The Woman Who Smashed Codes: A True Story of Love, Spies, and the Unlikely Heroine who Outwitted America's Enemies by Jason Fagone
My rating: 5 of 5 stars
I think anyone interested in cryptography and romance would like this book. It was a fun read to follow the adventures of Elizebeth Friedman, and how she became a code breaker. The beginning of the book described a research facility, and it made me think of what the Media Lab would have been like in the 1910s. The book is also about the love between two scientists, and how they developed their scientific principles together. I enjoyed decrypting the secret messages they shared. Although I was familiar with a lot of the ciphers discussed, it was great to hear about how they were solved given the resources they had at the time. I learned a lot of details about what went on in South America during WWII and also about how the FBI and CIA were formed.

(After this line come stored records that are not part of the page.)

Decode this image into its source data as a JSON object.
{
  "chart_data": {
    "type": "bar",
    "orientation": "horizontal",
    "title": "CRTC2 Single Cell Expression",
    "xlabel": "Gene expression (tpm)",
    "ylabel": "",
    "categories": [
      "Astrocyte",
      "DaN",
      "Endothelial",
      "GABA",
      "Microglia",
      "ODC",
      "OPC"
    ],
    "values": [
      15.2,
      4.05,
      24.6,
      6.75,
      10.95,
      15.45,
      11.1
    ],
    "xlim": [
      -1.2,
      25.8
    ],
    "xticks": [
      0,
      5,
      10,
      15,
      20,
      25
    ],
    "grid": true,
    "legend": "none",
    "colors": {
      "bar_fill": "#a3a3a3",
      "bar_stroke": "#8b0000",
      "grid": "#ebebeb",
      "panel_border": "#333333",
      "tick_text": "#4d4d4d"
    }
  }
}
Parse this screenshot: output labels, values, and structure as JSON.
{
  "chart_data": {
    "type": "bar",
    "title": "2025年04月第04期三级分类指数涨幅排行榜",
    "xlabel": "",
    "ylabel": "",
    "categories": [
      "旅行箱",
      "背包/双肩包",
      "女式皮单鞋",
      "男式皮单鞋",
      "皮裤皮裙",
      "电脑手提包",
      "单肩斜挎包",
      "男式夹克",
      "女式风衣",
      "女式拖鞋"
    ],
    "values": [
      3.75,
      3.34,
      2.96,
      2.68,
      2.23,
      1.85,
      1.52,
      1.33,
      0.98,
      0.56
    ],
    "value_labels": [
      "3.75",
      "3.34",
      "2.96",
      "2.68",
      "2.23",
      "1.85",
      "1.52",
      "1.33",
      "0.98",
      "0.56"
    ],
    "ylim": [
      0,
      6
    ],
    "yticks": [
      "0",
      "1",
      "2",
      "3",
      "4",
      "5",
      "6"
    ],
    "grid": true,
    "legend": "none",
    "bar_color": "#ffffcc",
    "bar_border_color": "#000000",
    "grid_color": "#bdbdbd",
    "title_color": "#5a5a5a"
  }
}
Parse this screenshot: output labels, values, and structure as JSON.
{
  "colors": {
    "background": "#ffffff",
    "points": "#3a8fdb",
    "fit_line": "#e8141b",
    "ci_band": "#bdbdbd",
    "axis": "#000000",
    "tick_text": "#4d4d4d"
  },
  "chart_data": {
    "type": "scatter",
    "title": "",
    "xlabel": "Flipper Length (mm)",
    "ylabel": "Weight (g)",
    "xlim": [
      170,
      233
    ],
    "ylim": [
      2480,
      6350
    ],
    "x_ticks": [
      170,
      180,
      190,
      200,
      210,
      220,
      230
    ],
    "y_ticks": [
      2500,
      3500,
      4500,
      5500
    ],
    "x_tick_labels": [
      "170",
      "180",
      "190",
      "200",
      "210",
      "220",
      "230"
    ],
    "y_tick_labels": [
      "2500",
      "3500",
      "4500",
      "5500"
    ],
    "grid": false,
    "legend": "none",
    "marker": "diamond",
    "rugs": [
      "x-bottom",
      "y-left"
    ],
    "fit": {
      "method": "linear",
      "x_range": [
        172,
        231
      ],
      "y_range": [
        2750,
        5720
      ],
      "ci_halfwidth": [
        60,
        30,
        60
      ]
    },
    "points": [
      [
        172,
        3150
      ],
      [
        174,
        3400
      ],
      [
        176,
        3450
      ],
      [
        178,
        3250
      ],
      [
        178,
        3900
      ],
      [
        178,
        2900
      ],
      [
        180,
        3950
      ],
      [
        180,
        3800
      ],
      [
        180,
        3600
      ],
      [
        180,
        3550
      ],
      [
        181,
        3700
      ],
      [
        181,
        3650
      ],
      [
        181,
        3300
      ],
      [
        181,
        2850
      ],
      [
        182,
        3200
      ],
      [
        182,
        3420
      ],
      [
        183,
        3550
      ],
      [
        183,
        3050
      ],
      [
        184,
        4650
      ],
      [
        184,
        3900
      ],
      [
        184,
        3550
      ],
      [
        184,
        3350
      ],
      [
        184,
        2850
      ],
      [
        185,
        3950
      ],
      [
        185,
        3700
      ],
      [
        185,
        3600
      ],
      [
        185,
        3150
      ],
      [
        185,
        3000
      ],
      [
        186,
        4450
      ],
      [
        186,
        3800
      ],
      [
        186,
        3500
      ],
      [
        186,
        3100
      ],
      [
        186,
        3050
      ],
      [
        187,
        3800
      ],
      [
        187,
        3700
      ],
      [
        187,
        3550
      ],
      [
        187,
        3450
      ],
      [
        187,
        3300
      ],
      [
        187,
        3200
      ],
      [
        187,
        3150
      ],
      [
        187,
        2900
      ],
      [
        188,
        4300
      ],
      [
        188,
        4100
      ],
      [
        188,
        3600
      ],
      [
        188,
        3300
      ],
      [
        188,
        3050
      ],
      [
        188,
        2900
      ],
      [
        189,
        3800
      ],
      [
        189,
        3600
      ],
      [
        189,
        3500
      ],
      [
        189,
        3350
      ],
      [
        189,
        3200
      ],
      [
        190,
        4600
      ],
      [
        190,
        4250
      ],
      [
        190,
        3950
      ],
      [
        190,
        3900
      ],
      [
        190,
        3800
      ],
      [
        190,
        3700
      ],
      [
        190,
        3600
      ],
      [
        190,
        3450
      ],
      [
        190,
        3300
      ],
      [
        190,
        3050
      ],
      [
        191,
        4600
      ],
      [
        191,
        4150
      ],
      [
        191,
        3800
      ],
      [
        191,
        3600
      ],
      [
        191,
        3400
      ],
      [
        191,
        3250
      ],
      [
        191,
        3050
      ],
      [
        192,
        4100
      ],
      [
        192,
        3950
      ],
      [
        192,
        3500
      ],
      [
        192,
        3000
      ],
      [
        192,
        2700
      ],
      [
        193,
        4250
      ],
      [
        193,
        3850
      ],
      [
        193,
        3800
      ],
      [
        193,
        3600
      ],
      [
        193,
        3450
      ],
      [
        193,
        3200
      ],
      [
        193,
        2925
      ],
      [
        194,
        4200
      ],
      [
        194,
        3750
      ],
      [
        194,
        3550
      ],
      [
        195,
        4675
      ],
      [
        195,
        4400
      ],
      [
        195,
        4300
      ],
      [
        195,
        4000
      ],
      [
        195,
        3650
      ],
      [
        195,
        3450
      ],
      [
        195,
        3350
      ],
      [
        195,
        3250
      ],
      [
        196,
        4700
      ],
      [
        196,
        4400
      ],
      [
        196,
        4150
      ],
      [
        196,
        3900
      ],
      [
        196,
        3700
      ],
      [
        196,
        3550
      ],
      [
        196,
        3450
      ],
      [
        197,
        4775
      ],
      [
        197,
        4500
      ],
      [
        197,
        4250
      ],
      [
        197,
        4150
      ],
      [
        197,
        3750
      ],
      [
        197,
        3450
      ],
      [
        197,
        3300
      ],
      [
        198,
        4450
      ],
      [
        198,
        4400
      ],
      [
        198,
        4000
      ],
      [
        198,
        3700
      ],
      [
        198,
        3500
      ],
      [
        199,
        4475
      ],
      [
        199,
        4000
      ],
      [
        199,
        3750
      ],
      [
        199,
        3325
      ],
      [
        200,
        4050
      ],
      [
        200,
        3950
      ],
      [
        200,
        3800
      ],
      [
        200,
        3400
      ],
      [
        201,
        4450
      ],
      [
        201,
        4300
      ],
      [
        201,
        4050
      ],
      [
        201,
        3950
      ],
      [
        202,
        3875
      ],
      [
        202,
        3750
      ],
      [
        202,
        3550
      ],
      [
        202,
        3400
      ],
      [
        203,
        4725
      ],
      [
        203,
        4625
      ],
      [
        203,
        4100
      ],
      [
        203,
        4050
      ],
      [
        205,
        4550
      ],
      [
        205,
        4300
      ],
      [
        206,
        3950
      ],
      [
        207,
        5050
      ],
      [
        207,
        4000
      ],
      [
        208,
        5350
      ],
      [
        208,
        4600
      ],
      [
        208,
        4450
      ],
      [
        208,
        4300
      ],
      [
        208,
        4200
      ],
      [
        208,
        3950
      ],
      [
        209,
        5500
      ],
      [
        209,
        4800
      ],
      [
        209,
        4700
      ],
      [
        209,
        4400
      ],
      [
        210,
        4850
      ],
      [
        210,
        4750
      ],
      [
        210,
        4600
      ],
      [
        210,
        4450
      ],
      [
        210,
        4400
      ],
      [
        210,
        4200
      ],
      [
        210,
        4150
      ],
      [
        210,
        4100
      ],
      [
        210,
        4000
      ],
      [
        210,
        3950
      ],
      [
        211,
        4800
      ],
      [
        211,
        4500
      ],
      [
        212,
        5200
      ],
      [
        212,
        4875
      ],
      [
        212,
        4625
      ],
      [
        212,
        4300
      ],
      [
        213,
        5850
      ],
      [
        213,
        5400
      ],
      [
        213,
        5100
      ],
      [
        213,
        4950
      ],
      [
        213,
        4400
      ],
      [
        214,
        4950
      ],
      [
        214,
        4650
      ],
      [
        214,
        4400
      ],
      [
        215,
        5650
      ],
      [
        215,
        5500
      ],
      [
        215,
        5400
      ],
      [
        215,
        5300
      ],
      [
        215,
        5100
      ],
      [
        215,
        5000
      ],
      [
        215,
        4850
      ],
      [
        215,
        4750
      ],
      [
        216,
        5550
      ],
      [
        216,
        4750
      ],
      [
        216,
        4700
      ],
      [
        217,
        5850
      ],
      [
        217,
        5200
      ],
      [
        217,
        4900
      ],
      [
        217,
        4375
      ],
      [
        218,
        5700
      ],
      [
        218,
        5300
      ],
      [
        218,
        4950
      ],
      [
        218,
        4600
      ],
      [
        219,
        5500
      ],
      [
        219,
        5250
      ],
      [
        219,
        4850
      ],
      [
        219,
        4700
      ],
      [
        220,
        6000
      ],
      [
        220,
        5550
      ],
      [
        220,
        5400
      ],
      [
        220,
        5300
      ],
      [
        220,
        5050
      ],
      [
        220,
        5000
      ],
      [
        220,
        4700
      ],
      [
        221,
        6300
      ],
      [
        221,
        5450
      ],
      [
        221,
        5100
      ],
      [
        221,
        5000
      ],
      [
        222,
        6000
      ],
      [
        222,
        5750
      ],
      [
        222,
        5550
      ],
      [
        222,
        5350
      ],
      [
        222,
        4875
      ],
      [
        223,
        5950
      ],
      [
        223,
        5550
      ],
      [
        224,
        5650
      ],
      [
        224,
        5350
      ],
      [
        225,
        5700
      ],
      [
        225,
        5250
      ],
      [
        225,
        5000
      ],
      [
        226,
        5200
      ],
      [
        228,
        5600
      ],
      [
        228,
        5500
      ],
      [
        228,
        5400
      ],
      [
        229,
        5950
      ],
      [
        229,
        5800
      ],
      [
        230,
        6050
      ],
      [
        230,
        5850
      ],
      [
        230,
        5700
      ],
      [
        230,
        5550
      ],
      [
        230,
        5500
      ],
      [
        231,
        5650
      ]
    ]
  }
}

Although the book makes a big deal about ESF not getting any credit for her part in the war, I think it was understandable given the chauvinsitic standards of her day and the need for secrecy of the methods during that time. I would hope that now that changed social standards and lessened need for secrecy would help us remember this important person.
Other things I learned, indirectly, are that love is all you need. For many years before and after they left their government jobs, she and her husband worked on their craft together. Being together helped them further their research and stand strong against those who aimed to use them. ESF was much more sensitive to that than her husband WFF, and I think that is one reason why WFF was a bit more unstable. ESF saw her role as a supporter and not as the only person who could do the job, making her take very different choices that I think made her happier in the end. They both did a lot of impressive work, but ESF was more able to walk away, to protect herself and her family.
It was good to read about people who were upstanding people doing the right thing, by being honest and modest in their work. They were always helpful to the people who needed them (their country, political rivals), didn't oversell their talents, and simply wanted to work. They were sensitive to others feelings -- they published their scientific treatise debunking the Baconian ciphers in Shakespeare only after the people who would be hurt by their document were long gone. I would totally recommend reading this book to get a sense of how principled academics behave compared to the self-aggrandizing promoters of research work. "Scientific results are reproducible using known methods to solve a problem." Above all, I loved that they enjoyed their work and each other so much. Its always wonderful to read about collaborators who help each other go further.